Apabila kita melihat catatan di atas, dapat kita pahami bahwa di sana Habib mengundurkan diri dari tanggung jawab yang diberikan kepadanya dan beliau khawatir akan menimbulkan kerugian yang lebih besar baik secara moril dan materil apabila perlawanan terus dilakukan. Di satu sisi, beliau juga bermusyawarah dengan para pemimpin Aceh lain atas pandangannya itu.
Artinya, beliau melakukan ini tidak secara diam-diam atau tanpa sepengetahuan pemimpin Aceh lainnya (dimana ada 7 pemimpin yang setuju dengan pandangan beliau). Sedangkan masalah "hadiah" yang diberikan oleh Belanda sebesar 10.000 gulden/ $ 1.000 tersebut perlu dilakukan investigasi tentang kebenaran informasi ini.

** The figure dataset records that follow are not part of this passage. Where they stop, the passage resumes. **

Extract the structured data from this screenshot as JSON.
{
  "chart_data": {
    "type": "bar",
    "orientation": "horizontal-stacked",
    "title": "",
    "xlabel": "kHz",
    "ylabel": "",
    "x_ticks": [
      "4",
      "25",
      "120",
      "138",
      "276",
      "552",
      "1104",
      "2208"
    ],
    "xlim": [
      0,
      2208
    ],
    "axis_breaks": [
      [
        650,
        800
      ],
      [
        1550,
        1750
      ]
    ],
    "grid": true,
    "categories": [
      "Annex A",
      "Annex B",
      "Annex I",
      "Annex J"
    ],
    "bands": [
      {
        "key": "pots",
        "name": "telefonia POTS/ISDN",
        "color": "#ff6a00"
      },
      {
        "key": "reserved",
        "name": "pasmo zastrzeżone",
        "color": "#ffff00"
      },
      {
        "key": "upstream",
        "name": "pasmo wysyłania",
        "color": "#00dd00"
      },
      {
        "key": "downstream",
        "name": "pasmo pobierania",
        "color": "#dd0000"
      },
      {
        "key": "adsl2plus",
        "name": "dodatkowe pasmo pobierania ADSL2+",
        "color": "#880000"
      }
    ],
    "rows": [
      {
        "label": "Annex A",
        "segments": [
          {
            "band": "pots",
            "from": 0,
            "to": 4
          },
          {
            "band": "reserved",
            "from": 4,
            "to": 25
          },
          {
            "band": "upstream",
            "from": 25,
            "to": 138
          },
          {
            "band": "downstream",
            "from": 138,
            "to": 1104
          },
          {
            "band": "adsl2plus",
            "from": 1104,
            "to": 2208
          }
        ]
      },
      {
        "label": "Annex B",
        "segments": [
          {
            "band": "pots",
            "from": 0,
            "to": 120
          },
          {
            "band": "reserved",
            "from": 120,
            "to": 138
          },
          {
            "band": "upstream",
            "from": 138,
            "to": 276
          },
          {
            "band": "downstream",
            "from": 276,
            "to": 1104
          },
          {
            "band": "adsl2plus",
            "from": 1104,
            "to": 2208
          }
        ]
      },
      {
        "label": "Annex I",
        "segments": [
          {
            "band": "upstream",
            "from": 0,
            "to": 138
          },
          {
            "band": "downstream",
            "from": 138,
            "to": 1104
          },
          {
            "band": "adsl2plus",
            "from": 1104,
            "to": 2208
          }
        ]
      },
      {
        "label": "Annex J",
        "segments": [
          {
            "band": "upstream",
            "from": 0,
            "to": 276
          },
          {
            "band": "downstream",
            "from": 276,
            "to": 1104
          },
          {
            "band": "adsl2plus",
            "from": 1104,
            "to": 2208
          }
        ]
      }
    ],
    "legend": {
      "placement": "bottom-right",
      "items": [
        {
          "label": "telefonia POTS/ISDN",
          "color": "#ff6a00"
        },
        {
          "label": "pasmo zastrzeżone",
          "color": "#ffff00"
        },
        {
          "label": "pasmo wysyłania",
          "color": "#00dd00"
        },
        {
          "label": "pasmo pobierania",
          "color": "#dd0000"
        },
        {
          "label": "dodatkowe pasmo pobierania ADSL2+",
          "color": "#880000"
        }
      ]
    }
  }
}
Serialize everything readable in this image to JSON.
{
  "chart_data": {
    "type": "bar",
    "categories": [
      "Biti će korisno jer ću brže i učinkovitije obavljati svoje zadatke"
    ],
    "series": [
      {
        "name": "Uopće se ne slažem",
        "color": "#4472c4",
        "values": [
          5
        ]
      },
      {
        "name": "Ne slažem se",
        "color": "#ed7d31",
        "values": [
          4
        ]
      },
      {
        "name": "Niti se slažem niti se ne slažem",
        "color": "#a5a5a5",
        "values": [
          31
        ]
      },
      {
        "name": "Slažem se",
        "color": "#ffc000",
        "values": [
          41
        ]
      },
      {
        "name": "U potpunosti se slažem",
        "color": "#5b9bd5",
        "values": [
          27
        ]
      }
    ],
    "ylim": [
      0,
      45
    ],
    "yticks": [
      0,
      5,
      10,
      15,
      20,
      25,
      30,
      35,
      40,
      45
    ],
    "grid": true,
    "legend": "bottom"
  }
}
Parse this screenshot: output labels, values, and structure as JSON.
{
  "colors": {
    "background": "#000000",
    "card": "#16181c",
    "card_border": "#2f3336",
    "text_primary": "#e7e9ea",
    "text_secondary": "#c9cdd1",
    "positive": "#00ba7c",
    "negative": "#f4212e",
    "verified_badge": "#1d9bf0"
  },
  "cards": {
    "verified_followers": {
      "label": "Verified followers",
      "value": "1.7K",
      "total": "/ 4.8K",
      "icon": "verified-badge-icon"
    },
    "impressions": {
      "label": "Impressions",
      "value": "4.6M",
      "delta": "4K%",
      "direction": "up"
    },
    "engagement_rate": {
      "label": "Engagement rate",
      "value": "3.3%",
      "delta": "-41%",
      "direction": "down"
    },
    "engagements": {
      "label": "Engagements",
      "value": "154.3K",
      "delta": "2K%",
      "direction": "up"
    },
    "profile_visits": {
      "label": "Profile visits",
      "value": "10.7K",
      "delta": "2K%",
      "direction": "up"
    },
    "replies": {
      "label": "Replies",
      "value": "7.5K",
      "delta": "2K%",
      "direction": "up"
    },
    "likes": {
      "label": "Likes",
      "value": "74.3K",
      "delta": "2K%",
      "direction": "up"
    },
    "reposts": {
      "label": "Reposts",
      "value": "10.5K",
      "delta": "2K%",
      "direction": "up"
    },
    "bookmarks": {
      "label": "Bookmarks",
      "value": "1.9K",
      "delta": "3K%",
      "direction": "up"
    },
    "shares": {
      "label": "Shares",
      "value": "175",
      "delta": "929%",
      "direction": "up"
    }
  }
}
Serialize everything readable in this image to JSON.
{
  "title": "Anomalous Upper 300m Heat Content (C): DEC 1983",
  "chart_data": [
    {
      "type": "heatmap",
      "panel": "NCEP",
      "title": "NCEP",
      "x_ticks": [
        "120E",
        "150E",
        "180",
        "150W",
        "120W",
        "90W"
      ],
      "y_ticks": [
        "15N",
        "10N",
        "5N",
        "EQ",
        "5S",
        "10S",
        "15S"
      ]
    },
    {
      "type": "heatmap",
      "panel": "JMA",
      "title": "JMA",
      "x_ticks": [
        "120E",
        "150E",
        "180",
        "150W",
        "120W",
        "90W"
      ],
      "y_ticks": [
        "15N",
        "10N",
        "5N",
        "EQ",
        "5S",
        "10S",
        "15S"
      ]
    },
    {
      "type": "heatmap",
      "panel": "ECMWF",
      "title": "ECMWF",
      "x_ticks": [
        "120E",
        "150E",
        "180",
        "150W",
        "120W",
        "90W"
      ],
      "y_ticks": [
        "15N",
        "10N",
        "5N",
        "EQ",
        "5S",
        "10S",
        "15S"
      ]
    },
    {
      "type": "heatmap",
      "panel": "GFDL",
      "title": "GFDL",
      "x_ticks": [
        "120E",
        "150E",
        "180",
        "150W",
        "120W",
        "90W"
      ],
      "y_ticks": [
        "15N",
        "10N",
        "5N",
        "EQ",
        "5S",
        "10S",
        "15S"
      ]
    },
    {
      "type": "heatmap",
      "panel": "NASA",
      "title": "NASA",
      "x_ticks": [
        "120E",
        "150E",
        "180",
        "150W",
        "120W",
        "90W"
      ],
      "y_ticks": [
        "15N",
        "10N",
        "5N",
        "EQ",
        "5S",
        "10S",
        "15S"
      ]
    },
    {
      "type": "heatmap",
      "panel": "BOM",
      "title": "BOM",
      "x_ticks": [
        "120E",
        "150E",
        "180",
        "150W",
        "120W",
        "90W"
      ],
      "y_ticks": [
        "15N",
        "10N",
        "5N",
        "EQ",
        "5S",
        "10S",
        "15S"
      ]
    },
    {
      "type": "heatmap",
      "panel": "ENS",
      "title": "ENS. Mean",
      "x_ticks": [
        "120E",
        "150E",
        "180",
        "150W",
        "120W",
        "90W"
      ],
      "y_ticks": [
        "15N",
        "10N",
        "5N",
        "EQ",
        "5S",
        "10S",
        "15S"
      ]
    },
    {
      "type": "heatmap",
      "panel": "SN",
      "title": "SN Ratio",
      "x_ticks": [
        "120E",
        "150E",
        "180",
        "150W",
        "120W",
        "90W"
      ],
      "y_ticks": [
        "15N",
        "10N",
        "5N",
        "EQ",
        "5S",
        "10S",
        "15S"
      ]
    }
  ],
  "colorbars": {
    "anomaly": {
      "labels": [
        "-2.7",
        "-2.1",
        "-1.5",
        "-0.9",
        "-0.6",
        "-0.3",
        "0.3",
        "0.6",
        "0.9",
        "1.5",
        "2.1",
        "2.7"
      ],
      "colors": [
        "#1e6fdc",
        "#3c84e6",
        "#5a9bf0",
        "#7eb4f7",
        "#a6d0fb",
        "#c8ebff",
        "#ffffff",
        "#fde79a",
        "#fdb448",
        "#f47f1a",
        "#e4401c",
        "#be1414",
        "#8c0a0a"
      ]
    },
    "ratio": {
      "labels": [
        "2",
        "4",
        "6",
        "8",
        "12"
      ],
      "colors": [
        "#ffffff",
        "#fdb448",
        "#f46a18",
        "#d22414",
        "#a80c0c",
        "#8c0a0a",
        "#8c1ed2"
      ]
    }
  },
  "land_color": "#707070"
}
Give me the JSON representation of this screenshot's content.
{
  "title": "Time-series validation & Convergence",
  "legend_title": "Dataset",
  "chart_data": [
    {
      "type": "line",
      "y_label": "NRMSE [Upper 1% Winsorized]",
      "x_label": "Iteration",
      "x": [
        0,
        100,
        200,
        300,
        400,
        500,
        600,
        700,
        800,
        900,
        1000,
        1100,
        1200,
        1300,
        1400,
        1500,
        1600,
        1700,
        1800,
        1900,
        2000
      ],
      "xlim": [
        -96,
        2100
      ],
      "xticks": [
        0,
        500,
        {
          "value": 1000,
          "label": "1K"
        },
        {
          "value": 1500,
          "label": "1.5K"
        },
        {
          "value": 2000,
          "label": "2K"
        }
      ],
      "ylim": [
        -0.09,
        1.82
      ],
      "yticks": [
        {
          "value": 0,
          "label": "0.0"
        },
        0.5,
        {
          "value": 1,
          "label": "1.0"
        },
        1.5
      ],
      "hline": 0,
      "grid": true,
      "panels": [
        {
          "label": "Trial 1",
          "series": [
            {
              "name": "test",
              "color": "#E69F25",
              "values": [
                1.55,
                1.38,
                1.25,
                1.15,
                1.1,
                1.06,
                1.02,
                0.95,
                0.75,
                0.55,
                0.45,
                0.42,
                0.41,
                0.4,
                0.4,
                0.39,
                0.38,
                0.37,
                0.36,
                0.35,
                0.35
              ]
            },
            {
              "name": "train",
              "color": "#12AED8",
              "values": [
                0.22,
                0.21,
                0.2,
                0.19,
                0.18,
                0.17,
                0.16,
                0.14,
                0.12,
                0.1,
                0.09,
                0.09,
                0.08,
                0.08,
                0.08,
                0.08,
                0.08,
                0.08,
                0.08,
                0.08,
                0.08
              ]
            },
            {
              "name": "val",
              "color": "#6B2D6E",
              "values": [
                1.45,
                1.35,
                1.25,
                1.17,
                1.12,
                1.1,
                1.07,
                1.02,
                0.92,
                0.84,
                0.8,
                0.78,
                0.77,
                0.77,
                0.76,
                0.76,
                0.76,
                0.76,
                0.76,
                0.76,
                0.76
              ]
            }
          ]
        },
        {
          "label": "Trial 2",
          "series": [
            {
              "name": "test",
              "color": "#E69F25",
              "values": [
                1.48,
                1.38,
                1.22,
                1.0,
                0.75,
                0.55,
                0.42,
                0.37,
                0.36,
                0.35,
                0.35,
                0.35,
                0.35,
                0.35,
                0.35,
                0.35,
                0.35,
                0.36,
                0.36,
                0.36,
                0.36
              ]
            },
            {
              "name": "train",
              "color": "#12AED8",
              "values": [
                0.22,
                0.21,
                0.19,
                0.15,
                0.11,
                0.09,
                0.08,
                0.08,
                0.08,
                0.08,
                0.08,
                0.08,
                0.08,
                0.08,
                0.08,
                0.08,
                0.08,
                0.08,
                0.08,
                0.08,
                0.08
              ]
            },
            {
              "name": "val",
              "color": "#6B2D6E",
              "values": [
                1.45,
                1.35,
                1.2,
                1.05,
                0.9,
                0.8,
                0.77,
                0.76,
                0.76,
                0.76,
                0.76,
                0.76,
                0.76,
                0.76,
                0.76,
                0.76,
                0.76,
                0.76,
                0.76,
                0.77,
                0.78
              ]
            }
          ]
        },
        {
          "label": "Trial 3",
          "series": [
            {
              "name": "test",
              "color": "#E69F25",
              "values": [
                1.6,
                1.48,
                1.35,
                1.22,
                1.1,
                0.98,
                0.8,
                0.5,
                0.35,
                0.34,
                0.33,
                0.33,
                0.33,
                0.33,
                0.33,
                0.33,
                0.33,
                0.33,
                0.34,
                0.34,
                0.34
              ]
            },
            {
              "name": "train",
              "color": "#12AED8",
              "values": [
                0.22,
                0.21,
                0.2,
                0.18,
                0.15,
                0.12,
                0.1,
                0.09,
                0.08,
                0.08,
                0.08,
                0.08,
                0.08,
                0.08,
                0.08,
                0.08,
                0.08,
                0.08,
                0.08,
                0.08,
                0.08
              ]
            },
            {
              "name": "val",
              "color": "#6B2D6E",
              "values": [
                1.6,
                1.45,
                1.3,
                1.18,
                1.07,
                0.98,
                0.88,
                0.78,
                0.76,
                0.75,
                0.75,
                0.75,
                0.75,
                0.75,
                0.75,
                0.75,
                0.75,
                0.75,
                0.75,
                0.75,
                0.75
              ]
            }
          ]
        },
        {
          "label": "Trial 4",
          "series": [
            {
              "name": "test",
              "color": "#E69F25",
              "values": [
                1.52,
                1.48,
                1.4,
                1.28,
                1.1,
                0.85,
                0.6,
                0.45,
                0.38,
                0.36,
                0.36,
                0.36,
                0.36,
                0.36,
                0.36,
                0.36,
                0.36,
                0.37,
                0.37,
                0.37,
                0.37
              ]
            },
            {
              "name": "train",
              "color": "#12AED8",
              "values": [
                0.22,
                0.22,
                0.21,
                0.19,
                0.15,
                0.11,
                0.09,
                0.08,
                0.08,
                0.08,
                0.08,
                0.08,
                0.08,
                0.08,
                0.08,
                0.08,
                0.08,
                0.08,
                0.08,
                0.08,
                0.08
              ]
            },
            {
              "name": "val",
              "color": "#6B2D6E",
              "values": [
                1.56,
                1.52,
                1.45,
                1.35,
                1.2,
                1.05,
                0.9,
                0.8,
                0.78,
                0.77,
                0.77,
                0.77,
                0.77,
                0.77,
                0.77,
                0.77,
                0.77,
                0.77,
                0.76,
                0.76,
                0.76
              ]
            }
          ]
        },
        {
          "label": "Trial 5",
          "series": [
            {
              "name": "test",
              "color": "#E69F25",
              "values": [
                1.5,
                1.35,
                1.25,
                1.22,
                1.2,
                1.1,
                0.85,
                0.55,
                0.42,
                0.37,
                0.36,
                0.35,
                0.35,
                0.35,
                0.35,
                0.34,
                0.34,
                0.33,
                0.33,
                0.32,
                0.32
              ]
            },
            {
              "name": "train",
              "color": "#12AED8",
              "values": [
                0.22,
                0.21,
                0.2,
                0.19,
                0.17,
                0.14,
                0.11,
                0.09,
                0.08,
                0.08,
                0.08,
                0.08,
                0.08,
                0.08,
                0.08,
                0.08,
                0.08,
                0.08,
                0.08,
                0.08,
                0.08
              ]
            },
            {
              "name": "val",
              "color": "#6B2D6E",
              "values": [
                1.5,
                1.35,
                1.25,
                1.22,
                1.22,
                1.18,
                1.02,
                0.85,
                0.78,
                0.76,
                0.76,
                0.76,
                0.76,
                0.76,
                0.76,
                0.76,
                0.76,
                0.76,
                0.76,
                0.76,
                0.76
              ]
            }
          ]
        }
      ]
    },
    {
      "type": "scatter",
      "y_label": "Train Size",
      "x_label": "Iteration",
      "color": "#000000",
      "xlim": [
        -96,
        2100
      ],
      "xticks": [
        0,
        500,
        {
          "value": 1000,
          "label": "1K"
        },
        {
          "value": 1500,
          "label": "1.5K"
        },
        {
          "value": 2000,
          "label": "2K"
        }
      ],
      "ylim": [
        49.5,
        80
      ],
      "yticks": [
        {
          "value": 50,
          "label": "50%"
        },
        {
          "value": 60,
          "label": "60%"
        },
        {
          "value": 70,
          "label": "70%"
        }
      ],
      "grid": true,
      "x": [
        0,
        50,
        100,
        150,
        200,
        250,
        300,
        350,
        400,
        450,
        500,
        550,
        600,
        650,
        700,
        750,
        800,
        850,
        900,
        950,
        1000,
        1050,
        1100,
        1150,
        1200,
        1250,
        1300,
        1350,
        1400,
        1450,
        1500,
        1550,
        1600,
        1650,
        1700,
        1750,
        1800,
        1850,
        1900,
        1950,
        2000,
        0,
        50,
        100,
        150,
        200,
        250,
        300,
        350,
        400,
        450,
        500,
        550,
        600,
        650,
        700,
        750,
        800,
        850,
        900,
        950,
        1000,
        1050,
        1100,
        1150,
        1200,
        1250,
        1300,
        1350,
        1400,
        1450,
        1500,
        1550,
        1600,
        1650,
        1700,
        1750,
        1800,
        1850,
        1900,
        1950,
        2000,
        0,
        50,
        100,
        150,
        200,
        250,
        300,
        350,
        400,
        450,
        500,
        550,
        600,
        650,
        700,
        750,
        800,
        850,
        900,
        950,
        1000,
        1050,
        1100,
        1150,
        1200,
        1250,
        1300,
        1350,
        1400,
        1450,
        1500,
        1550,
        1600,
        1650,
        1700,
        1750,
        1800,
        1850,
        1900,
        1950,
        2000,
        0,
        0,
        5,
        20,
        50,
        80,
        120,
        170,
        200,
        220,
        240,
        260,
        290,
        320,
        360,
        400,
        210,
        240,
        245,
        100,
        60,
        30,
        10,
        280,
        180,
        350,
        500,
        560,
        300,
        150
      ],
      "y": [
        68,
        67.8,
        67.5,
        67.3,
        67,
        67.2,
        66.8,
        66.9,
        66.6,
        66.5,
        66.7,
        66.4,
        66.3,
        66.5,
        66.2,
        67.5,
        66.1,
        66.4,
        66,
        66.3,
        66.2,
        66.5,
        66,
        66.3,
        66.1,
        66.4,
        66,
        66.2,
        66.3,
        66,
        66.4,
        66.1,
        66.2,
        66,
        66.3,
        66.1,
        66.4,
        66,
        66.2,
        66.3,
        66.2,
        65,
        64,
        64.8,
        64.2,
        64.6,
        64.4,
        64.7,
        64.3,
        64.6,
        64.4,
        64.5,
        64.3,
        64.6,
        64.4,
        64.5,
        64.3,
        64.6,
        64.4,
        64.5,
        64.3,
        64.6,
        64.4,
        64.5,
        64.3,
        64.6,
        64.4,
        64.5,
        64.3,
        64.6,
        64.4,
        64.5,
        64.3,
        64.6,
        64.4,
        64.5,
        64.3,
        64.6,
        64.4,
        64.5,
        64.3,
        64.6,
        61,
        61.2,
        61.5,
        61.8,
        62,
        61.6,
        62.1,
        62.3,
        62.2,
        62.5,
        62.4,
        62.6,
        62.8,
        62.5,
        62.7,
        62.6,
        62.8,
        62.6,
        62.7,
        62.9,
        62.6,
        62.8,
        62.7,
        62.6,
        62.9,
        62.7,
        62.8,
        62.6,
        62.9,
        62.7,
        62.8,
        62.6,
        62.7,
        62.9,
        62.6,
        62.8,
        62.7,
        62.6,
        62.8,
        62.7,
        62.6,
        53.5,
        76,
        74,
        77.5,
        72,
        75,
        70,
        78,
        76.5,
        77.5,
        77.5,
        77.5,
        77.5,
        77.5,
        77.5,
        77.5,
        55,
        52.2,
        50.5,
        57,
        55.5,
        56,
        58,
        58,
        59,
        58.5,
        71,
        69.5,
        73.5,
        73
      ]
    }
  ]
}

Banyak yang diberi tunjangan oleh Belanda namun ada juga yang tidak diberikan. Tetapi, pemberian kepada Habib Abdurrahman bin Muhammad Al-Masyhur menjadi isu utama oleh sebagian kalangan di Aceh, walaupun belum ada bukti yang jelas tentang benar tidaknya beliau menerima tunjangan tersebut.
Menurut keterangan keturunan beliau, Syarifah Kahiriah binti Hasan Bafaqih, Habib Abdurrahman bin Muhammad Al-Masyhur tidak menerima sepeser pun uang dari pihak Belanda, bahkan ketika anak-anak beliau ingin bersilaturahmi ke Batavia menjumpai sanak keluarga, Belanda justru menangkapnya. Lebih lanjut, beliau menceritakan bahwa neneknya, Syarifah Maryam, yang merupakan putri dari Habib Abdurrahman bin Muhammad Al-Masyhur, harus berjualan secara kecil-kecilan untuk memenuhi kebutuhan hidupnya dan selalu dalam pengawasan Belanda.
Baca: Bertemu Presiden Filipina, Mahathir Mohamad Ingatkan Duterte Hati-hati Terima Pinjaman Dari China
Melihat kondisi ini, penulis berkeyakinan bahwa pemberian uang tersebut hanya sebuah propaganda Belanda untuk merusak karakternya di mata masyarakat Aceh. Selama ini informasi hanya didapatkan dari pihak Belanda, tanpa kita berusaha melakukan cross check dengan pihak keluarga Habib Abdurrahman.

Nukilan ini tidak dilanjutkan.